Overview
The jsl5710/Shield-Gemma-3-1B-Full-FT-CE is a 1 billion parameter model derived from google/gemma-3-1b-it, specifically fine-tuned by jsl5710 as part of the Shield project. Its core function is to act as a safety classifier for Large Language Models (LLMs), distinguishing between safe and unsafe prompts.
Key Capabilities
- Dialect-Aware Safety Classification: Trained on the extensive DIA-GUARD dataset, which comprises approximately 836,000 records across 48 English dialects, enabling robust classification of harmful content.
- High Test Accuracy: Achieves a test accuracy of 0.9670 and a Macro F1 score of 0.9669 on the DIA-GUARD holdout test split (181,874 samples).
- Knowledge Distillation Student: Designed to serve as a student model in knowledge distillation experiments (MINILLM / GKD / TED), leveraging its specialized safety classification abilities.
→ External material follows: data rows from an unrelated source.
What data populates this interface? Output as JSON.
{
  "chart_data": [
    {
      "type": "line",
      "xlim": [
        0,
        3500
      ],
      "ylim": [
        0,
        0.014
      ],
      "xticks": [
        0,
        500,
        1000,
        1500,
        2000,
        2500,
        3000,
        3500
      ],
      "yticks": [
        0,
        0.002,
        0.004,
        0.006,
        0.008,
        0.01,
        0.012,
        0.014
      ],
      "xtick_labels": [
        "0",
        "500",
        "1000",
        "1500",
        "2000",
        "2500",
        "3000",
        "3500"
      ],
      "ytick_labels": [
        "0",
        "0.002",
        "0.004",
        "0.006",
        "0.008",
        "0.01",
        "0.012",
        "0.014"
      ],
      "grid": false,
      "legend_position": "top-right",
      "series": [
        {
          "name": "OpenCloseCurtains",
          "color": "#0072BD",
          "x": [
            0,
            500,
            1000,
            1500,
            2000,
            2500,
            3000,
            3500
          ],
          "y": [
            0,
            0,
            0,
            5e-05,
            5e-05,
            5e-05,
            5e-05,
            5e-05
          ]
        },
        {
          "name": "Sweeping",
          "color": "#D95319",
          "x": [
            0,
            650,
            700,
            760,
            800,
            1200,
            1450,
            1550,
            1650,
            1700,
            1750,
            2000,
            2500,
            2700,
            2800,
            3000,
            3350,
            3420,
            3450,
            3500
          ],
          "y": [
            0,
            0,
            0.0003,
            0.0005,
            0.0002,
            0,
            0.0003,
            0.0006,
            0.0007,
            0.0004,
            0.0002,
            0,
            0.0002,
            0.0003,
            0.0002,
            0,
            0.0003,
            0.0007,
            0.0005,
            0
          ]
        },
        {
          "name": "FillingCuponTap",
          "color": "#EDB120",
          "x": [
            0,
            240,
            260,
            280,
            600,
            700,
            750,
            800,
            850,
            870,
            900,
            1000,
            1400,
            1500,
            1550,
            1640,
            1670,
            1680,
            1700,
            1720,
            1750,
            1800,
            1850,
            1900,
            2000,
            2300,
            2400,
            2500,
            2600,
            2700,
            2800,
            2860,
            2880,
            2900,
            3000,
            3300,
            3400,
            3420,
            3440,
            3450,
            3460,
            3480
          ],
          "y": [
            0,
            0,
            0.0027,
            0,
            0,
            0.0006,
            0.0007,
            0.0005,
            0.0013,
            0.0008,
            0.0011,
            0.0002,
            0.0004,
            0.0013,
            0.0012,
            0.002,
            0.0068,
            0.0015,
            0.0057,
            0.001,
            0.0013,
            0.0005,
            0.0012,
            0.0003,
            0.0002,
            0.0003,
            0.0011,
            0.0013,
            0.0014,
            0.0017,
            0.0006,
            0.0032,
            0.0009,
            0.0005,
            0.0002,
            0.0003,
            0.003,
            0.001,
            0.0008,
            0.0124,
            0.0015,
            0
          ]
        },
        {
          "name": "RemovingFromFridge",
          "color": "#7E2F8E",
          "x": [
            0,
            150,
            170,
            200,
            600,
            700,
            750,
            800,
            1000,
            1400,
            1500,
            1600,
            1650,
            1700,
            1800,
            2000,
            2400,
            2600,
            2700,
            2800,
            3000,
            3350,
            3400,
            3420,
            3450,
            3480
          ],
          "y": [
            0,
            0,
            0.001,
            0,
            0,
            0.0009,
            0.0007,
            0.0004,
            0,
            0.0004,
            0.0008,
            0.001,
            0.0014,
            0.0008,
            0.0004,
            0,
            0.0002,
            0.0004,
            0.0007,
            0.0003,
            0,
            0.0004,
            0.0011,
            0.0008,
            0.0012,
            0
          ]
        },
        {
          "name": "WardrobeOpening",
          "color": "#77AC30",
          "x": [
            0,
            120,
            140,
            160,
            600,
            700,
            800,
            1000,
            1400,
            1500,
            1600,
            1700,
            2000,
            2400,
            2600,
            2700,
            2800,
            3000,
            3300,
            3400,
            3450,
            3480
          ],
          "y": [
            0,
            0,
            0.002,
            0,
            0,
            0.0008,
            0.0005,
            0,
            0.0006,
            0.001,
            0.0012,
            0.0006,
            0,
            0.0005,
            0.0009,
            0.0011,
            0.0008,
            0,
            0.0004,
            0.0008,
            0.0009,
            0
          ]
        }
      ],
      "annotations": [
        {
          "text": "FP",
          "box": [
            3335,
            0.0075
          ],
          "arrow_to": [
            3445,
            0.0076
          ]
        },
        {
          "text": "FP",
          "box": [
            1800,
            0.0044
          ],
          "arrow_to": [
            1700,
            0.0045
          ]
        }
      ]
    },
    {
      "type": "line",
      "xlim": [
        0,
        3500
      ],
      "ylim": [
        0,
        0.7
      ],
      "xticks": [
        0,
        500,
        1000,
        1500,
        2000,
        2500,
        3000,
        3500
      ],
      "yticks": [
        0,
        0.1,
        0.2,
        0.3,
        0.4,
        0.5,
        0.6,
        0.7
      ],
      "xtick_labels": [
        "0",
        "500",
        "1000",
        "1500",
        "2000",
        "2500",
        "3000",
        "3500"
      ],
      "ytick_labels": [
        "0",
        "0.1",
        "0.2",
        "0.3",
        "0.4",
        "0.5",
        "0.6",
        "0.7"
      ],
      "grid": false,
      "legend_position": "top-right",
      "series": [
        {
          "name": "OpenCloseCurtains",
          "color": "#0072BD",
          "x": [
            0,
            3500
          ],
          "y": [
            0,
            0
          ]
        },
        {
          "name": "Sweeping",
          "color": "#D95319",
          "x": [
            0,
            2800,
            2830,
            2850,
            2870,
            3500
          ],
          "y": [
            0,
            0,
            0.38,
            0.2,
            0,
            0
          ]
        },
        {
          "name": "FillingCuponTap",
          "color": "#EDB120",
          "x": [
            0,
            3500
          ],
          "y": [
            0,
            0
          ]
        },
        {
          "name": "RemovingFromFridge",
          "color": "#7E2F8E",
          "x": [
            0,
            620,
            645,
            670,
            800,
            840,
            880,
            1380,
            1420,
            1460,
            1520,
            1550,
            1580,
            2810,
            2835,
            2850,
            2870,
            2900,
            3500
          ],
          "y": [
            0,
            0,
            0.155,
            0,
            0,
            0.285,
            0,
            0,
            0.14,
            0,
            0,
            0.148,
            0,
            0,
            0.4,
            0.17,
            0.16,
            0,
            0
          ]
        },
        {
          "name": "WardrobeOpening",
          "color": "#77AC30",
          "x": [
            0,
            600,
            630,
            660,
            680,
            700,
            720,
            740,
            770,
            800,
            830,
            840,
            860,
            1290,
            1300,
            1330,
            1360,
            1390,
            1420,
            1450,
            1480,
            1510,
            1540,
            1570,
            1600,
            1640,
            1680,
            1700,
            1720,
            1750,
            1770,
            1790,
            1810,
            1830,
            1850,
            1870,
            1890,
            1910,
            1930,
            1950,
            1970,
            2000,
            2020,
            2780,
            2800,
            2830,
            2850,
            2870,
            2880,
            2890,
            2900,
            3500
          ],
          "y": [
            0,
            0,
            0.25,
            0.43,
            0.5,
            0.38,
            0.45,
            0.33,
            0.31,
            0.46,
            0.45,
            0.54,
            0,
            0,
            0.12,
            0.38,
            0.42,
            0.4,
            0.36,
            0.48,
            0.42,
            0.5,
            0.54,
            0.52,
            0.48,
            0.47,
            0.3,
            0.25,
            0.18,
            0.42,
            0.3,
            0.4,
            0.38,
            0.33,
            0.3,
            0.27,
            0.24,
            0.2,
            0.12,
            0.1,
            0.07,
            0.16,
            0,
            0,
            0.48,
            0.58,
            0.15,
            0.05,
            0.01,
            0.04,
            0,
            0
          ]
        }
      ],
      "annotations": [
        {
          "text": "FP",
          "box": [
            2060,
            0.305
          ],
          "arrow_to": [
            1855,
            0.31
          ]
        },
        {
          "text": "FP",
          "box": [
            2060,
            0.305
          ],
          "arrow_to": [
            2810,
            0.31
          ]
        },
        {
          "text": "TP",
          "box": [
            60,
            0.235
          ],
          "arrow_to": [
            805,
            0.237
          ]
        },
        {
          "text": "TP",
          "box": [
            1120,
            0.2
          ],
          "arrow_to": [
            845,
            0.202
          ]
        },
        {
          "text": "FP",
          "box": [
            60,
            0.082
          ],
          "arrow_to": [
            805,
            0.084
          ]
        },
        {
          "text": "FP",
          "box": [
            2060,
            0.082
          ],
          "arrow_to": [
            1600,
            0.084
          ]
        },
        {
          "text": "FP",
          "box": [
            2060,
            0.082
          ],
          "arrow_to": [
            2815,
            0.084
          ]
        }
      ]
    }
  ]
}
- Research Baseline: Provides a strong baseline for academic and applied research into dialect-aware safety mechanisms for LLMs.
Intended Use Cases
- Safety Filtering: Classifying user input prompts as
safe or unsafe to prevent harmful content generation. - LLM Safety Research: Investigating and developing more effective safety measures, particularly concerning linguistic diversity.
- Knowledge Distillation: Acting as a component in larger knowledge distillation pipelines for training smaller, specialized models.
Limitations
- Inherits limitations and biases from its base model, Gemma-3-1B-IT.
- Performance is primarily validated on English dialects; its efficacy on non-English text is not guaranteed.
- Not recommended as the sole safety mechanism in production environments.